This time last year I was giddy, anxious, excited, overwhelmed, overjoyed, fatigued, nauseous, exhilerated, and so many other things.
This time last year I was newly pregnant. I knew, Dan knew, a random Physician's Assistant who stitched Dan's finger knew, my sister may have known by this point, but that was all. It was a fun (and difficult!) a secret to keep. I wanted to shout it from the rooftops.
This time last year, we were just beginning the adventure of a lifetime. We felt wholly prepared for this moment, and wholly unprepared at the same time. There was abundant joy at knowing that there was life growing inside of me. But, I was also a nervous wreck. Life as we knew it was about to change forever. Were we really ready? Is anyone ever really ready to become a parent?

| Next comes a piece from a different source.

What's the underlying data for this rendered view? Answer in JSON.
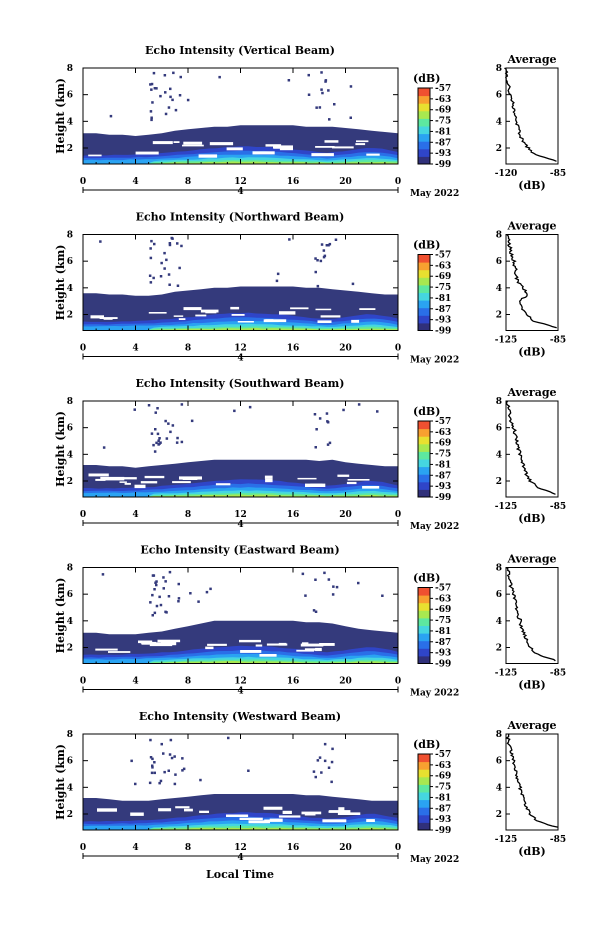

This time last year, our pregnancy was underwraps for nine long weeks until after my first pre-natal appointment. After that, we slowly let the joy overflow, first letting our parents in on the secret (with hilariously endearing reactions from all of them), then our siblings, then close friends, and more then distant friends and acquaintances.
This time last year, we didn't even know Linus yet. It seems almost unbelievable that there was a time when he wasn't in our lives. We didn't know if we would become parents to a little boy or a little girl. We didn't know anything about our baby's personality. But, even with so many unknowns, we were already falling in love.
This time last year, everything was so new. I started to look at the world differently, knowing everything was about to change. I feel like I have changed so much in the past year. I believe that there is no way to go through pregnancy and childbirth without being reborn yourself, in some ways. Those first weeks of excitement and uncertainity seem like ages ago.
This time last year, I became a mom.